The code and the data it pulls up are used to create the output that lets browsers display webpages. The LAMP stack is good at delivering both static and dynamic pages, which is good because this is slightly more difficult to achieve because as the name suggests, dynamic content can change every time the page is loaded.

Once the file code has been run, PHP sends the data it produces back to the Apache web server, which then shunts it on to the browser, and this new data can also be stored in MySQL.

We haven’t mentioned Linux, but it’s the base on which all of this rests.


As the name suggests, the LAMP stack is based on Linux, but you could also use Windows if you needed to, which would give it the equally attractive title of a WAMP stack. You can swap in Mac OS to get a MAMP stack, or there’s even WIMP, which uses Windows and the Internet Information Services web server from Microsoft.

But the beauty of the LAMP stack is that all its components are free and open source, so you’re not tied in to use or pay for any of them. You just use what you need, when you need it.
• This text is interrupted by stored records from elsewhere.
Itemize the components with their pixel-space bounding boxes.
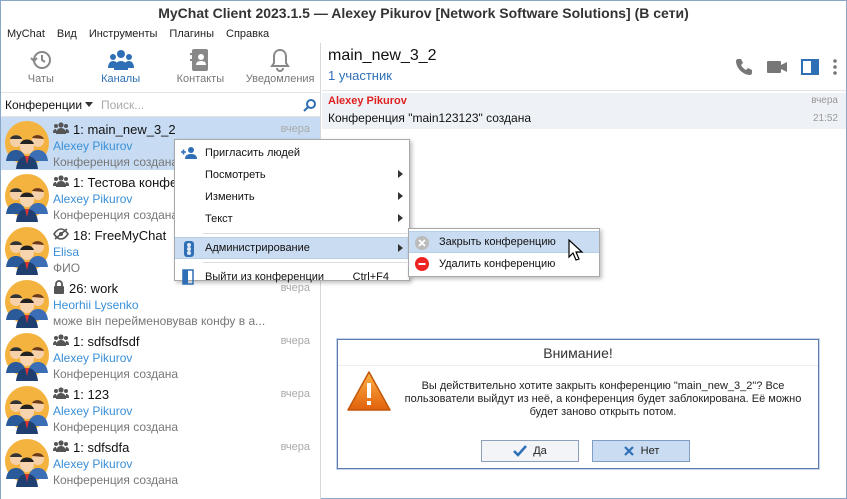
history-icon [1,47,81,73]
conversation-item[interactable]: 1: sdfsdfa Alexey Pikurov Конференция созд… [1,435,320,488]
close-icon [623,446,634,456]
nav-tabs: Чаты Каналы Контакты Уведомления [1,43,320,93]
menu-item-edit[interactable]: Изменить [175,186,409,208]
conversation-last-message: може він перейменовував конфу в а... [53,314,266,328]
avatar [1,170,53,223]
dialog-title: Внимание! [338,340,818,366]
message: Alexey Pikurov Конференция "main123123" … [322,93,846,129]
warning-icon [347,371,391,411]
conversation-last-message: Конференция создана [53,420,179,434]
conversation-time: вчера [280,388,310,400]
group-icon [53,386,69,402]
window-title: MyChat Client 2023.1.5 — Alexey Pikurov … [1,1,846,25]
menu-tools[interactable]: Инструменты [89,25,158,43]
conversation-user: Alexey Pikurov [53,351,133,365]
submenu-arrow-icon [398,244,403,252]
menu-plugins[interactable]: Плагины [169,25,214,43]
menu-view[interactable]: Вид [57,25,77,43]
submenu-arrow-icon [398,214,403,222]
menu-item-administration[interactable]: Администрирование [175,237,409,259]
chevron-down-icon [85,101,94,107]
conversation-time: вчера [280,335,310,347]
group-icon [53,174,69,190]
tab-chats[interactable]: Чаты [1,43,81,92]
avatar [1,117,53,170]
no-button[interactable]: Нет [592,440,690,462]
search-icon[interactable] [300,95,320,115]
add-user-icon [181,145,197,161]
tab-notifications[interactable]: Уведомления [240,43,320,92]
conversation-time: вчера [280,441,310,453]
conversation-last-message: Конференция создана [53,367,179,381]
check-icon [513,445,528,457]
mouse-cursor-icon [568,239,584,261]
users-group-icon [81,47,161,73]
menu-item-leave[interactable]: Выйти из конференции Ctrl+F4 [175,266,409,288]
traffic-light-icon [181,241,197,257]
chat-header-actions [734,57,838,80]
group-icon [53,439,69,455]
side-panel-toggle-icon[interactable] [800,57,820,80]
lock-icon [53,279,65,297]
avatar [1,382,53,435]
conversation-user: Alexey Pikurov [53,457,133,471]
group-icon [53,121,69,137]
search-input[interactable] [101,94,300,115]
video-camera-icon[interactable] [766,57,788,80]
message-date: вчера [811,95,838,106]
avatar [1,223,53,276]
menu-item-text[interactable]: Текст [175,208,409,230]
avatar [1,329,53,382]
menu-bar: MyChat Вид Инструменты Плагины Справка [1,25,846,43]
menu-help[interactable]: Справка [226,25,269,43]
group-icon [53,333,69,349]
bell-icon [240,47,320,73]
exit-icon [181,269,197,285]
conversation-last-message: Конференция создана [53,473,179,487]
menu-item-view[interactable]: Посмотреть [175,164,409,186]
menu-mychat[interactable]: MyChat [7,25,45,43]
address-book-icon [161,47,241,73]
confirm-dialog: Внимание! Вы действительно хотите закрыт… [337,339,819,469]
yes-button[interactable]: Да [481,440,579,462]
conversation-item[interactable]: 1: sdfsdfsdf Alexey Pikurov Конференция со… [1,329,320,382]
submenu-arrow-icon [398,170,403,178]
submenu-arrow-icon [398,192,403,200]
avatar [1,435,53,488]
message-text: Конференция "main123123" создана [328,111,532,125]
menu-separator [203,262,407,263]
phone-icon[interactable] [734,57,754,80]
message-time: 21:52 [812,113,838,124]
shortcut-label: Ctrl+F4 [352,271,389,283]
context-menu: Пригласить людей Посмотреть Изменить Тек… [174,139,410,285]
delete-circle-icon [415,257,429,271]
app-window: MyChat Client 2023.1.5 — Alexey Pikurov … [0,0,847,499]
avatar [1,276,53,329]
tab-contacts[interactable]: Контакты [161,43,241,92]
conversation-user: Heorhii Lysenko [53,298,139,312]
tab-channels[interactable]: Каналы [81,43,161,92]
conversation-time: вчера [280,123,310,135]
menu-item-invite[interactable]: Пригласить людей [175,142,409,164]
filter-bar: Конференции [1,93,320,117]
chat-header: main_new_3_2 1 участник [322,43,846,91]
eye-off-icon [53,227,69,243]
conversation-item[interactable]: 1: 123 Alexey Pikurov Конференция создана в… [1,382,320,435]
menu-separator [203,233,407,234]
conversation-user: Alexey Pikurov [53,404,133,418]
dialog-message: Вы действительно хотите закрыть конферен… [404,380,802,418]
more-options-icon[interactable] [832,57,838,80]
message-author[interactable]: Alexey Pikurov [328,93,846,107]
close-circle-icon [415,236,429,250]
conference-filter-dropdown[interactable]: Конференции [1,98,101,112]
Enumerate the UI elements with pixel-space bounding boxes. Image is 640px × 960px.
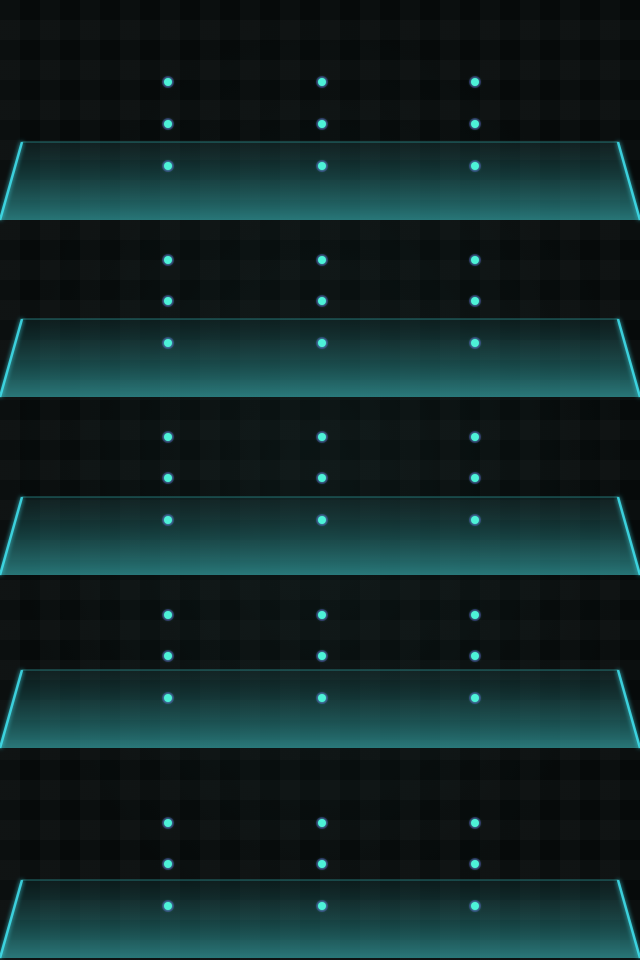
dot-shelf-5-col-3-row-1 — [471, 819, 479, 827]
dot-shelf-5-col-2-row-2 — [318, 860, 326, 868]
dot-shelf-1-col-1-row-2 — [164, 120, 172, 128]
dot-shelf-4-col-1-row-3 — [164, 694, 172, 702]
dot-shelf-3-col-2-row-3 — [318, 516, 326, 524]
dot-shelf-3-col-3-row-3 — [471, 516, 479, 524]
dot-shelf-4-col-1-row-2 — [164, 652, 172, 660]
shelves-graphic — [0, 76, 640, 960]
shelf-2 — [0, 318, 640, 399]
shelf-glass-panel — [0, 880, 640, 958]
dot-shelf-3-col-2-row-1 — [318, 433, 326, 441]
dot-shelf-2-col-3-row-1 — [471, 256, 479, 264]
dot-shelf-5-col-1-row-2 — [164, 860, 172, 868]
dot-shelf-1-col-1-row-1 — [164, 78, 172, 86]
dot-shelf-2-col-1-row-2 — [164, 297, 172, 305]
dot-shelf-3-col-3-row-2 — [471, 474, 479, 482]
dot-shelf-2-col-1-row-3 — [164, 339, 172, 347]
dot-shelf-1-col-2-row-1 — [318, 78, 326, 86]
dot-shelf-5-col-1-row-3 — [164, 902, 172, 910]
dot-shelf-2-col-3-row-3 — [471, 339, 479, 347]
dot-shelf-4-col-2-row-3 — [318, 694, 326, 702]
dot-shelf-3-col-1-row-3 — [164, 516, 172, 524]
dot-shelf-4-col-3-row-1 — [471, 611, 479, 619]
shelf-glass-panel — [0, 670, 640, 748]
dot-shelf-5-col-3-row-3 — [471, 902, 479, 910]
dot-shelf-5-col-2-row-1 — [318, 819, 326, 827]
dot-shelf-1-col-1-row-3 — [164, 162, 172, 170]
dot-shelf-2-col-2-row-3 — [318, 339, 326, 347]
dot-shelf-5-col-2-row-3 — [318, 902, 326, 910]
dot-shelf-1-col-3-row-1 — [471, 78, 479, 86]
dot-shelf-4-col-3-row-2 — [471, 652, 479, 660]
dot-shelf-2-col-2-row-1 — [318, 256, 326, 264]
dot-shelf-4-col-2-row-1 — [318, 611, 326, 619]
shelf-4 — [0, 669, 640, 750]
dot-shelf-2-col-3-row-2 — [471, 297, 479, 305]
shelf-glass-panel — [0, 497, 640, 575]
dot-shelf-3-col-1-row-2 — [164, 474, 172, 482]
dot-shelf-5-col-3-row-2 — [471, 860, 479, 868]
dot-shelf-4-col-1-row-1 — [164, 611, 172, 619]
dot-shelf-3-col-2-row-2 — [318, 474, 326, 482]
dot-shelf-1-col-3-row-3 — [471, 162, 479, 170]
dot-shelf-4-col-2-row-2 — [318, 652, 326, 660]
dot-shelf-4-col-3-row-3 — [471, 694, 479, 702]
shelf-3 — [0, 496, 640, 577]
shelf-wallpaper — [0, 0, 640, 960]
dot-shelf-5-col-1-row-1 — [164, 819, 172, 827]
dot-shelf-3-col-1-row-1 — [164, 433, 172, 441]
dot-shelf-3-col-3-row-1 — [471, 433, 479, 441]
dot-shelf-1-col-2-row-3 — [318, 162, 326, 170]
shelf-5 — [0, 879, 640, 960]
dot-shelf-1-col-3-row-2 — [471, 120, 479, 128]
dot-shelf-2-col-2-row-2 — [318, 297, 326, 305]
shelf-glass-panel — [0, 319, 640, 397]
dot-shelf-1-col-2-row-2 — [318, 120, 326, 128]
dot-shelf-2-col-1-row-1 — [164, 256, 172, 264]
shelf-glass-panel — [0, 142, 640, 220]
shelf-1 — [0, 141, 640, 222]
The LAMP stack is flexible in other ways too. Apache has a modular design, so it’s possible to add on custom modules to extend functionality.

It’s also worth mentioning that the LAMP stack features enterprise-level encryption and security, so it’s “as safe as houses,” as they say.

Improving Efficiency – LAMP vs LEMP

The LAMP stack is a veteran that has been around for more than 10 years now, which means there are plenty of users who’ve been building modules for it for ages. The advantage of this is that whatever you might need to build for your own project, a lot of the work will have been done already. It’s great knowing that whatever you need, the work of others is waiting to help you cut down on your development time.

Another way to gain efficiency is by replacing Apache with NGINX, which is an is  an open-source high-performance web server is a web server which can also be used as a reverse proxy, mail proxy, load balancing solution and HTTP cache. NGINX focuses strongly on high concurrency, high performance and low memory use. Nowadays NGINX powers variety of high-load sites including Pinterest, Cloudflare, Airbnb, Netflix, Hulu, WordPress.com and GitHub.